Today, we do not know what the Danes next fighter aircraft will be. That has not been decided. The JSF memorandum of agreement does not demand a country actually buy jets. Also in a recent Danish requirement, slots for new aircraft have changed from 48 down to 30.

It is hard to expect industry pay-days for the rent-seeking class when Mr. 1763, the biggest alleged buyer of F-35s, the United States Air Force, is in huge trouble.

The fantasy plan everyone hoped for, a big part of it, was that when full rate production kicked in, USAF would buy 110 F-35s per year. That is a lot of industry "potential" for sure.

After figuring out that Operations: USELESS DIRT 1&2 had to be paid for, a serious deskilling of procurement professionals (a problem which existed before the wars), and of course the fallout from the 2004 F-35 weigth reduction event (STOVL weight attack team-SWAT) which fixed terrible design assumptions with more terrible design assumptions, cost and affordability hopes blew out.

In 2006, USAF readjusted their F-35 procurement plan so that when full-rate production did kick in, they were good for 30 less jets a year. 80 was the new full-rate F-35 committment for USAF. To make this work, instead of finishing all their procurement by 2028, they would push it out to 2037. This is, in effect, a cut on orders. That is pulling money for 30 jets per year when full-rate starts. That slows down all kinds of things including motor buys.

USAF gets less jets. Rent-seekers get less money per year.

It gets worse.

In 2008, the plans and programs people in USAF--these are the ones that tell the USAF what money is actually available every year to make ends meet--stated that realistically, when full rate production starts up, USAF can only afford 48 F-35s per year.

Those fantasy per-aircraft prices floated about by the Ponzi-zombies could only work if:

1.There was a working aircraft.
2.Thousands were bought on-schedule.

Without that, what the faithful have is...

...nothing.

Yet, for years, so many in government, defense, industry and media circles ignore the hard fact that the biggest cash cow for the F-35 program isn't good for the huge number of the buys needed for all this not to look like a fraud.
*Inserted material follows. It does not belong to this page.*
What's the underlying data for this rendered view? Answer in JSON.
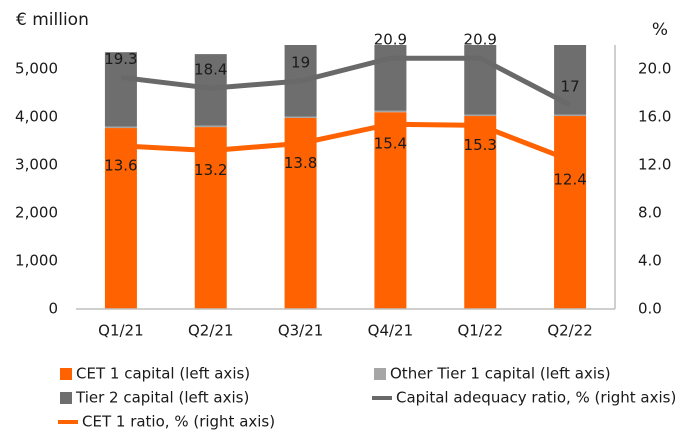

They pinned a large portion of hopes on a USAF procurement system that could not:

1.Buy simple air-refueling tankers until the third try
2.Flunked badly trying to buy replacement rescue helicopters.
3.10 years after a major COIN war started, was unable to field simple turbo-prop strike aircraft.
4.Failed at managing the F-22 initial operating capability by not having proper life-support gear on the jet. This was a known risk from many years ago.
5.Has little skill at fielding new fighter aircraft because, (besides the F-22) has not bought any new fighter aircraft in quantity for years.

There are other examples but that will do.

The F-35 program is composed of several performance assumptions (procurement, management, aircraft design) that are weak, poorly risk-assessed and now even those of the model airplane glue fume affected hobby-shop brigade can see the bleeding wounds.

Most of this was before the global financial crisis hit. Those using the GFC as a justification for weak F-35 buys do not know their history.

While the Danes may have problems with their fighter recapitalisation efforts, they have a good chance of recovery. The USAF on the other hand, the major tool for dishing out His righteous might, will be facing growing emerging threats with too many old aircraft.

It isn't just the Danes who were asleep at the wheel. And, with the Danes deciding that their replacement fighter will be an open process, some of them look like the smart people in the room when discussing the great F-35 dellusion.

2 comments:

Anonymous said...

Very nice, ERIC... I HOPE that people who have been digging their heels in for 10+ years now finally realize that 1. The JSF was doomed from the beginning, and 2. Ending F-22 production, and the resulting ability to develop an export product and a basis for an F-35 fill-in IF (rather, WHEN) it fails, was one of the greatest errors in military aviation history. A real shame a true monster like the F-22 had to "take it on the chin" because of the F-35 clowns - Simply amazing.

Steve said...

Canada may have put the nail in the coffin.